Vera C. Smith addressed the topic of central banking in her 1936 book, The Rationale of Central Banking and the Free Banking Alternative. In the book’s preface, economist Leland Yeager tells us, “A central bank, as Smith noted, is not a product of natural development. It originates through government favors and bears special privileges and responsibilities.” Leland continues,
Typically, it serves as banker for the government and for the ordinary banks and monopolizes or dominates the issue of paper money. From this privilege derive the secondary functions and characteristics of a modern central bank: it guards the bulk of its country’s gold reserve, and its notes and deposits form a large portion of the cash reserves of ordinary banks. It is constrained under a gold standard, though less tightly than competing banks would be, by the obligation to keep its notes redeemable. When unable to meet this obligation, it typically suspends payments and goes off the gold standard, while its notes acquire forced currency. Control over the volume of its own note and deposit issue gives the central bank power over the size or scale of the country’s money and banking system and over the general credit situation. (emphasis mine)

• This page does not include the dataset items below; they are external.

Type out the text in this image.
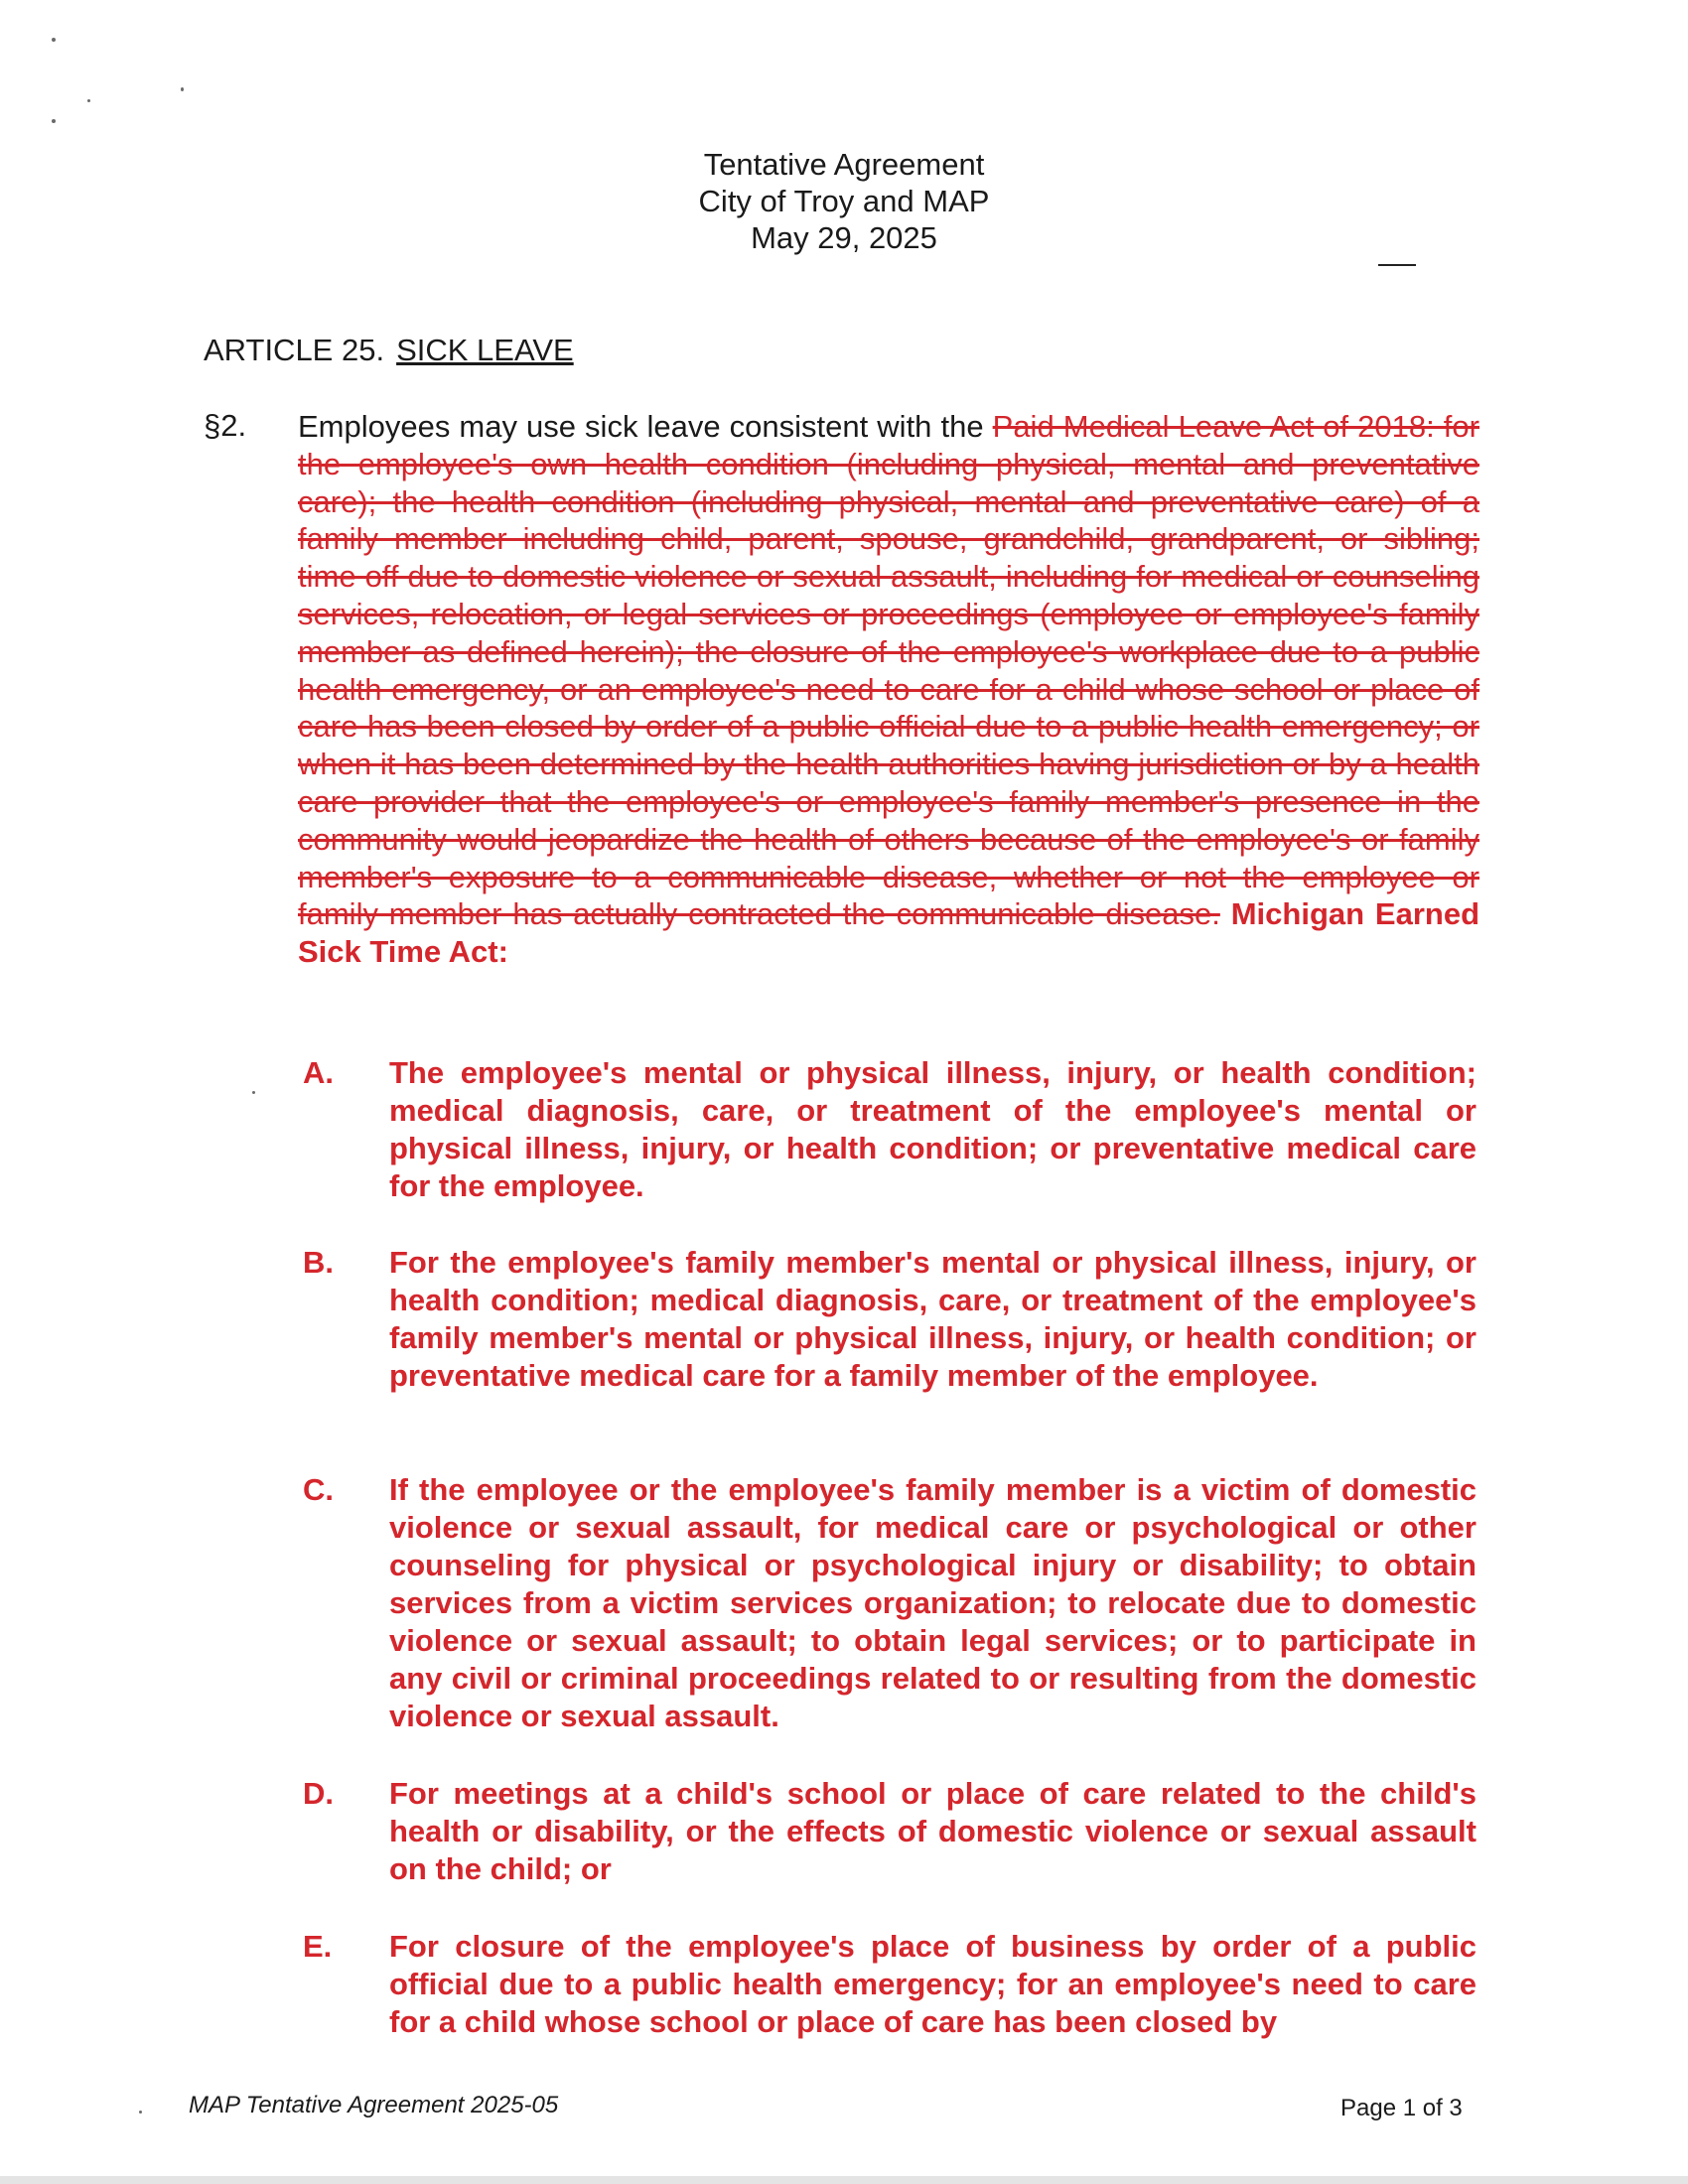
Tentative Agreement
City of Troy and MAP
May 29, 2025
ARTICLE 25. SICK LEAVE
§2. Employees may use sick leave consistent with the Paid Medical Leave Act of 2018: for the employee's own health condition (including physical, mental and preventative care); the health condition (including physical, mental and preventative care) of a family member including child, parent, spouse, grandchild, grandparent, or sibling; time off due to domestic violence or sexual assault, including for medical or counseling services, relocation, or legal services or proceedings (employee or employee's family member as defined herein); the closure of the employee's workplace due to a public health emergency, or an employee's need to care for a child whose school or place of care has been closed by order of a public official due to a public health emergency; or when it has been determined by the health authorities having jurisdiction or by a health care provider that the employee's or employee's family member's presence in the community would jeopardize the health of others because of the employee's or family member's exposure to a communicable disease, whether or not the employee or family member has actually contracted the communicable disease. Michigan Earned Sick Time Act:
A. The employee's mental or physical illness, injury, or health condition; medical diagnosis, care, or treatment of the employee's mental or physical illness, injury, or health condition; or preventative medical care for the employee.
B. For the employee's family member's mental or physical illness, injury, or health condition; medical diagnosis, care, or treatment of the employee's family member's mental or physical illness, injury, or health condition; or preventative medical care for a family member of the employee.
C. If the employee or the employee's family member is a victim of domestic violence or sexual assault, for medical care or psychological or other counseling for physical or psychological injury or disability; to obtain services from a victim services organization; to relocate due to domestic violence or sexual assault; to obtain legal services; or to participate in any civil or criminal proceedings related to or resulting from the domestic violence or sexual assault.
D. For meetings at a child's school or place of care related to the child's health or disability, or the effects of domestic violence or sexual assault on the child; or
E. For closure of the employee's place of business by order of a public official due to a public health emergency; for an employee's need to care for a child whose school or place of care has been closed by
MAP Tentative Agreement 2025-05	Page 1 of 3
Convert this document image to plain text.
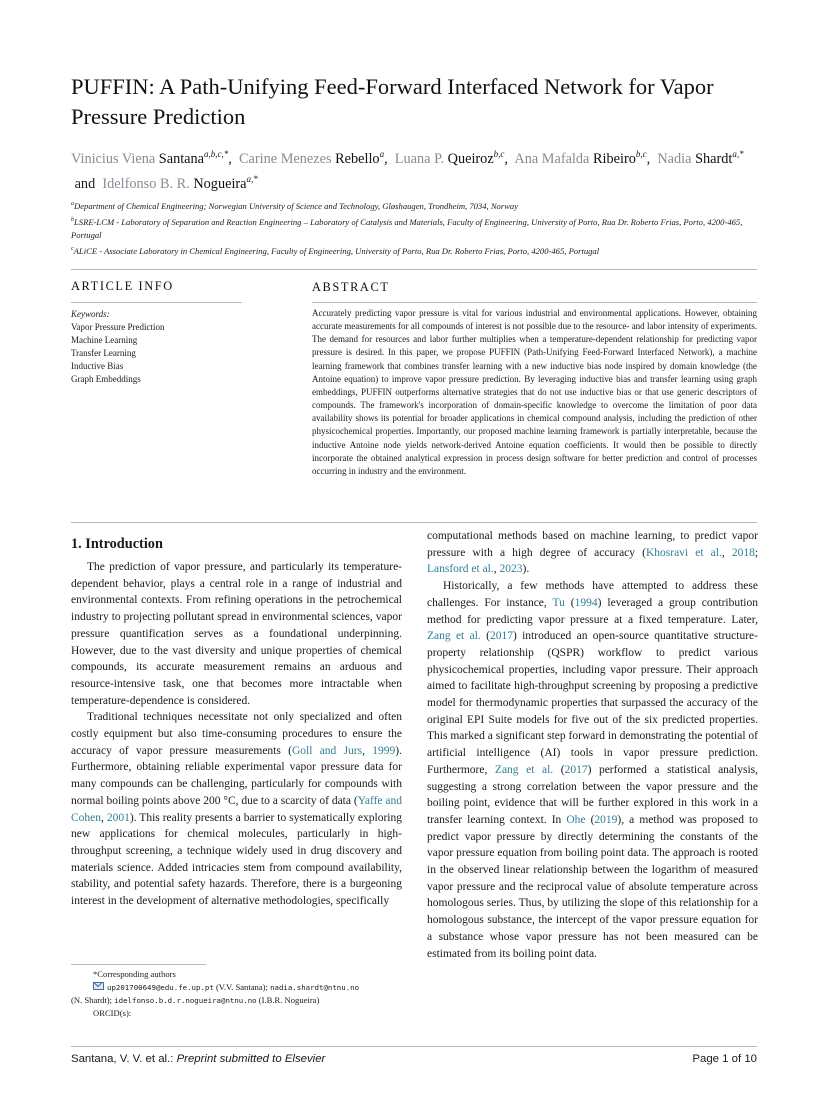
PUFFIN: A Path-Unifying Feed-Forward Interfaced Network for Vapor Pressure Prediction
Vinicius Viena Santana$^{a,b,c,*}$,  Carine Menezes Rebello$^a$,  Luana P. Queiroz$^{b,c}$,  Ana Mafalda Ribeiro$^{b,c}$,  Nadia Shardt$^{a,*}$ and  Idelfonso B. R. Nogueira$^{a,*}$

$^a$Department of Chemical Engineering; Norwegian University of Science and Technology, Gløshaugen, Trondheim, 7034, Norway

$^b$LSRE-LCM - Laboratory of Separation and Reaction Engineering – Laboratory of Catalysis and Materials, Faculty of Engineering, University of Porto, Rua Dr. Roberto Frias, Porto, 4200-465, Portugal

$^c$ALiCE - Associate Laboratory in Chemical Engineering, Faculty of Engineering, University of Porto, Rua Dr. Roberto Frias, Porto, 4200-465, Portugal

ARTICLE INFO	ABSTRACT
Keywords:
Vapor Pressure Prediction
Machine Learning
Transfer Learning
Inductive Bias
Graph Embeddings
Accurately predicting vapor pressure is vital for various industrial and environmental applications. However, obtaining accurate measurements for all compounds of interest is not possible due to the resource- and labor intensity of experiments. The demand for resources and labor further multiplies when a temperature-dependent relationship for predicting vapor pressure is desired. In this paper, we propose PUFFIN (Path-Unifying Feed-Forward Interfaced Network), a machine learning framework that combines transfer learning with a new inductive bias node inspired by domain knowledge (the Antoine equation) to improve vapor pressure prediction. By leveraging inductive bias and transfer learning using graph embeddings, PUFFIN outperforms alternative strategies that do not use inductive bias or that use generic descriptors of compounds. The framework's incorporation of domain-specific knowledge to overcome the limitation of poor data availability shows its potential for broader applications in chemical compound analysis, including the prediction of other physicochemical properties. Importantly, our proposed machine learning framework is partially interpretable, because the inductive Antoine node yields network-derived Antoine equation coefficients. It would then be possible to directly incorporate the obtained analytical expression in process design software for better prediction and control of processes occurring in industry and the environment.
1. Introduction

The prediction of vapor pressure, and particularly its temperature-dependent behavior, plays a central role in a range of industrial and environmental contexts. From refining operations in the petrochemical industry to projecting pollutant spread in environmental sciences, vapor pressure quantification serves as a foundational underpinning. However, due to the vast diversity and unique properties of chemical compounds, its accurate measurement remains an arduous and resource-intensive task, one that becomes more intractable when temperature-dependence is considered.

Traditional techniques necessitate not only specialized and often costly equipment but also time-consuming procedures to ensure the accuracy of vapor pressure measurements (Goll and Jurs, 1999). Furthermore, obtaining reliable experimental vapor pressure data for many compounds can be challenging, particularly for compounds with normal boiling points above 200 °C, due to a scarcity of data (Yaffe and Cohen, 2001). This reality presents a barrier to systematically exploring new applications for chemical molecules, particularly in high-throughput screening, a technique widely used in drug discovery and materials science. Added intricacies stem from compound availability, stability, and potential safety hazards. Therefore, there is a burgeoning interest in the development of alternative methodologies, specifically

computational methods based on machine learning, to predict vapor pressure with a high degree of accuracy (Khosravi et al., 2018; Lansford et al., 2023).

Historically, a few methods have attempted to address these challenges. For instance, Tu (1994) leveraged a group contribution method for predicting vapor pressure at a fixed temperature. Later, Zang et al. (2017) introduced an open-source quantitative structure-property relationship (QSPR) workflow to predict various physicochemical properties, including vapor pressure. Their approach aimed to facilitate high-throughput screening by proposing a predictive model for thermodynamic properties that surpassed the accuracy of the original EPI Suite models for five out of the six predicted properties. This marked a significant step forward in demonstrating the potential of artificial intelligence (AI) tools in vapor pressure prediction. Furthermore, Zang et al. (2017) performed a statistical analysis, suggesting a strong correlation between the vapor pressure and the boiling point, evidence that will be further explored in this work in a transfer learning context. In Ohe (2019), a method was proposed to predict vapor pressure by directly determining the constants of the vapor pressure equation from boiling point data. The approach is rooted in the observed linear relationship between the logarithm of measured vapor pressure and the reciprocal value of absolute temperature across homologous series. Thus, by utilizing the slope of this relationship for a homologous substance, the intercept of the vapor pressure equation for a substance whose vapor pressure has not been measured can be estimated from its boiling point data.

*Corresponding authors
up201700649@edu.fe.up.pt (V.V. Santana); nadia.shardt@ntnu.no
(N. Shardt); idelfonso.b.d.r.nogueira@ntnu.no (I.B.R. Nogueira)
ORCID(s):
Santana, V. V. et al.: Preprint submitted to Elsevier	Page 1 of 10
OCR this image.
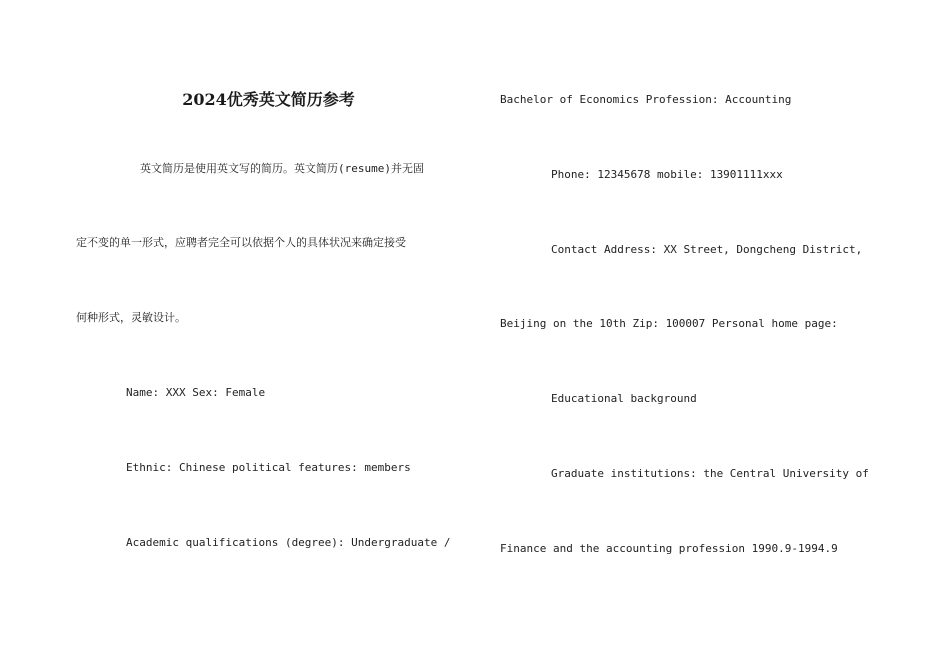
2024优秀英文简历参考
英文简历是使用英文写的简历。英文简历(resume)并无固
定不变的单一形式，应聘者完全可以依据个人的具体状况来确定接受
何种形式，灵敏设计。
Name: XXX Sex: Female
Ethnic: Chinese political features: members
Academic qualifications (degree): Undergraduate /
Bachelor of Economics Profession: Accounting
Phone: 12345678 mobile: 13901111xxx
Contact Address: XX Street, Dongcheng District,
Beijing on the 10th Zip: 100007 Personal home page:
Educational background
Graduate institutions: the Central University of
Finance and the accounting profession 1990.9-1994.9
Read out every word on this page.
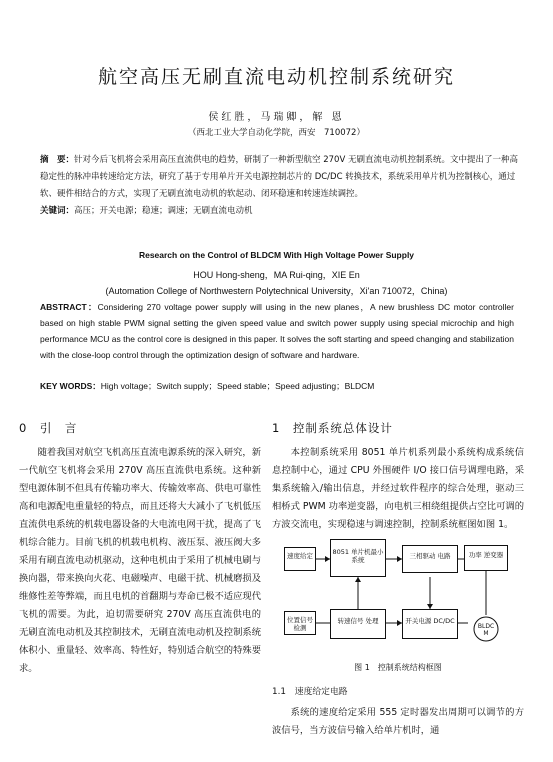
航空高压无刷直流电动机控制系统研究
侯红胜，马瑞卿，解 恩
（西北工业大学自动化学院，西安　710072）
摘　要：针对今后飞机将会采用高压直流供电的趋势，研制了一种新型航空 270V 无刷直流电动机控制系统。文中提出了一种高稳定性的脉冲串转速给定方法，研究了基于专用单片开关电源控制芯片的 DC/DC 转换技术，系统采用单片机为控制核心，通过软、硬件相结合的方式，实现了无刷直流电动机的软起动、闭环稳速和转速连续调控。
关键词：高压；开关电源；稳速；调速；无刷直流电动机
Research on the Control of BLDCM With High Voltage Power Supply
HOU Hong-sheng，MA Rui-qing，XIE En
(Automation College of Northwestern Polytechnical University，Xi'an 710072，China)
ABSTRACT：Considering 270 voltage power supply will using in the new planes，A new brushless DC motor controller based on high stable PWM signal setting the given speed value and switch power supply using special microchip and high performance MCU as the control core is designed in this paper. It solves the soft starting and speed changing and stabilization with the close-loop control through the optimization design of software and hardware.
KEY WORDS：High voltage；Switch supply；Speed stable；Speed adjusting；BLDCM
0　引　言

随着我国对航空飞机高压直流电源系统的深入研究，新一代航空飞机将会采用 270V 高压直流供电系统。这种新型电源体制不但具有传输功率大、传输效率高、供电可靠性高和电源配电重量轻的特点，而且还将大大减小了飞机低压直流供电系统的机载电器设备的大电流电网干扰，提高了飞机综合能力。目前飞机的机载电机构、液压泵、液压阀大多采用有刷直流电动机驱动，这种电机由于采用了机械电刷与换向器，带来换向火花、电磁噪声、电磁干扰、机械磨损及维修性差等弊端，而且电机的首翻期与寿命已极不适应现代飞机的需要。为此，迫切需要研究 270V 高压直流供电的无刷直流电动机及其控制技术，无刷直流电动机及控制系统体积小、重量轻、效率高、特性好，特别适合航空的特殊要求。

1　控制系统总体设计

本控制系统采用 8051 单片机系列最小系统构成系统信息控制中心，通过 CPU 外围硬件 I/O 接口信号调理电路，采集系统输入/输出信息，并经过软件程序的综合处理，驱动三相桥式 PWM 功率逆变器，向电机三相绕组提供占空比可调的方波交流电，实现稳速与调速控制，控制系统框图如图 1。

速度给定	8051 单片机最小系统	三相驱动 电路	功率 逆变器
位置信号 检测
转速信号 处理	开关电源 DC/DC
BLDC M
图 1　控制系统结构框图
1.1　速度给定电路

系统的速度给定采用 555 定时器发出周期可以调节的方波信号，当方波信号输入给单片机时，通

In the US, the Federal Reserve and the federal government have had a cozy relationship for over a century. With gold redemption gone, the only receipts the Fed issues are fake ones, yet they pass as money, by decree. And by purchasing government debt, the Fed helps fund the government’s welfare-warfare expenses.
Given that the Fed has bought the economics profession, its operations are protected from reasonable scrutiny. Inflation, for instance, is usually defined as a volatile rise in the general price level—see the explanations of the Federal Reserve Bank of St. Louis, Investopedia, and the Peter G. Peterson Foundation, for example—not an increase in the money supply, as it was originally understood. The economists tell us a 2 percent price increase is not only acceptable but necessary for a healthy economy. And with its 2 percent target, the Fed is seen as an inflation fighter rather than an inflation creator.
Inflation eats away at the purchasing power of the dollar. Check it out for yourself. It’s effectively a hidden tax. Who is hurt the most: the few holding lots of dollars or the rest holding a few?
And if the few are big enough and can’t pay their bills, who do you suppose bails them out with its power of the printing press?
With the big players protected and even encouraged through what was originally termed the Greenspan put, is it any wonder large discrepancies in income result?
People say they want a level playing field. Rather than giving the known thieves more power, as today’s socialists and progressives want, the thieves should be ousted to achieve this goal.